Wednesday, November 26, 2008

Compulsory military training, a hundred years ago



I got this from an undated newspaper clipping in my files. It was also published in the centenary booklet put out by the Avondale Jockey Club in 1989. Apart from where it is inscribed "Avondale Camp 1912" and is fairly obviously a mounted military outfit on the racecourse, little else is known about them.

I may now know more, however. I'm putting together a paper at the moment on what appears to have been the first military camp on the racecourse, in May 1912. I found the timing of the camp quite by chance -- I was in the city library, looking in a book listing old post offices and postal agencies put out by the NZ Postal History Society, and wondered, "What do they have under Avondale?" Well, there was the usual -- Whau Bridge agency from 1861, then the post office at Avondale station -- and then, a note about two special temporary post offices, set up on the racecourse at two military camps. The first, from 1 May to 8 May 1912, was what I tracked down. The other (also a target for further research) was in August 1914, before the Pioneer Maori camp later that year.

The men in the photo appear to be the 3rd (Auckland) Mounted Rifles, originally constituted as part of the NZ Territorial Force in March 1911. The Avondale camp was their first annual training camp, and the first training camp for mounted forces anywhere in the Auckland area. Two other training camps, one at Papatoetoe and one elsewhere in Auckland, pre-date this one, but were for infantry and artillery units. A band was part of their unit -- the 3rd (Auckland) Mounted Rifles band played at the 1928 at the unveiling of the mounted soldier's memorial at Otahuhu. During World War I, they fought at Gallipoli, the Sinai, and Palestine.

Legislation for compulsory military training, replacing our system of volunteer brigades since the 1860s Land Wars, was passed in December 1909, but after a report by Lord Kitchener suggesting changes, it was held up until an amendment was passed late in 1910. It wasn't until early 1911 that the first territorial armed units were organised and constituted. Military training began in school for all males in New Zealand from age 14, and continued until age 25, with a reserve until age 30 and call-up until age 55.

There was opposition to CMT from the Quakers and trade unionists, but it continued through to World War I.

This is an intriguing find. So far, I have the news reports on the camp from the NZ Herald and Auckland Star, and will do a bit more digging next time I'm in the city around the time the unit formed up, and see if there's any additional information in the Observer and Weekly News. I put the final paper up on Scribd later on. But, here's a taste: this was written by a Herald reporter for the 4 May 1912 issue.
A bag of bran for a pillow, sweet-smelling hay as a mattress, a waterproof sheet and two military overcoats as bedclothes -- and a HERALD reporter settled down for his first night in camp at Avondale on Wednesday. The "last post" had long since sounded, but from different parts of the camp came sounds of revelry. In the horse lines, just outside the tent, all was quiet, save for the "champ, champ" of the horses at their feed, and an occasional sharp rebuke from the guard to a refractory horse. And so to sleep.
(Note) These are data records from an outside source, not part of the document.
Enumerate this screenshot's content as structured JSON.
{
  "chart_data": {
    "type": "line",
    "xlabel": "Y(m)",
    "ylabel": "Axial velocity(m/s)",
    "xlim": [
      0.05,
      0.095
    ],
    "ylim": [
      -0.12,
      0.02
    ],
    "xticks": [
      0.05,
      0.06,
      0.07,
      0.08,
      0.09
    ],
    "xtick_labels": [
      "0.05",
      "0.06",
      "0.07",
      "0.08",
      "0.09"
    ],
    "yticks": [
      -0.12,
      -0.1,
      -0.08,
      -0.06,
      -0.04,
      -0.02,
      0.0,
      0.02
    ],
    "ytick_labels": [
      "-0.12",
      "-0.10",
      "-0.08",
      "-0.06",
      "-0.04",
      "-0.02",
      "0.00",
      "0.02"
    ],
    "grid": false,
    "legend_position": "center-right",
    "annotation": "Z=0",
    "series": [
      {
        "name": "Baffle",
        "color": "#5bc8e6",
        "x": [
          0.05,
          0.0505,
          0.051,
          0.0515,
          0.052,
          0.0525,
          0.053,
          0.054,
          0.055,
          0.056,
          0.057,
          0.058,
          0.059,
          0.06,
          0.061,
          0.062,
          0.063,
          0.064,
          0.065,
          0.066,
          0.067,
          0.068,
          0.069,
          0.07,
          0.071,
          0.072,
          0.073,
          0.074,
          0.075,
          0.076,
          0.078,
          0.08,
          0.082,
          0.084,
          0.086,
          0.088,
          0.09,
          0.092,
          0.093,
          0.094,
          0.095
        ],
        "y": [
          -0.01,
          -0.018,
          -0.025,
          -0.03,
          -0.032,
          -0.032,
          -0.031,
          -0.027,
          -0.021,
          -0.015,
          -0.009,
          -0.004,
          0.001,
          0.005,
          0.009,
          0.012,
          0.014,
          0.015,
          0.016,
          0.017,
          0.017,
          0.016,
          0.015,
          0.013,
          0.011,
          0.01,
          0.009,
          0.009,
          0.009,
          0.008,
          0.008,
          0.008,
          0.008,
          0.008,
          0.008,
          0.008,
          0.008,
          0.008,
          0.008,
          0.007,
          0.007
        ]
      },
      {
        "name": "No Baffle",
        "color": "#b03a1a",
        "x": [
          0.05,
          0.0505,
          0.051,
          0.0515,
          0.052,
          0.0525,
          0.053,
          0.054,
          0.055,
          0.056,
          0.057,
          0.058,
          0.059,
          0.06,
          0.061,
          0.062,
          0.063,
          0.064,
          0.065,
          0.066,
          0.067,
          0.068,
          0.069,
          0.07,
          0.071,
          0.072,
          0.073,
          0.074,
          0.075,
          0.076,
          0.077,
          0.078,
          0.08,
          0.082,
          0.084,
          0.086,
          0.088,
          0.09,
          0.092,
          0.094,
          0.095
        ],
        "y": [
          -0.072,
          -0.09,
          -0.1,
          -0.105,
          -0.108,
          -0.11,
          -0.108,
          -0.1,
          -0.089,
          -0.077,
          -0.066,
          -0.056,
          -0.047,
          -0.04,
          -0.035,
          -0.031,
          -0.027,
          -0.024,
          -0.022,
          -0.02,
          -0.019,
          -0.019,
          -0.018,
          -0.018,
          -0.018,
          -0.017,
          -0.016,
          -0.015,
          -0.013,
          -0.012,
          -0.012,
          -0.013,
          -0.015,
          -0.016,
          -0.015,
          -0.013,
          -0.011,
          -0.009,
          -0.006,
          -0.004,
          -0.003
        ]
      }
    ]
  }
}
At a seemingly unearthly hour in the morning the bugle sounding the reveille awoke the camp. The morning was cold and raw, and it was difficult to leave the warm tent, but coffee, brought by a friendly orderly, made the task easier.

Outside the men were hard at work grooming their horses, and all was bustle and confusion. Horses groomed and fed and accoutrements cleaned, the various squadrons lined up to be fitted for uniforms, and many a laugh was heard as a particularly small man got lost in a particularly large uniform. The regiment clothed, breakfast was the next thing, after which the regiment went through a course of mounted drill prior to being inspected by General Godley in the afternoon.


Update: finished the article on 18 December 2008.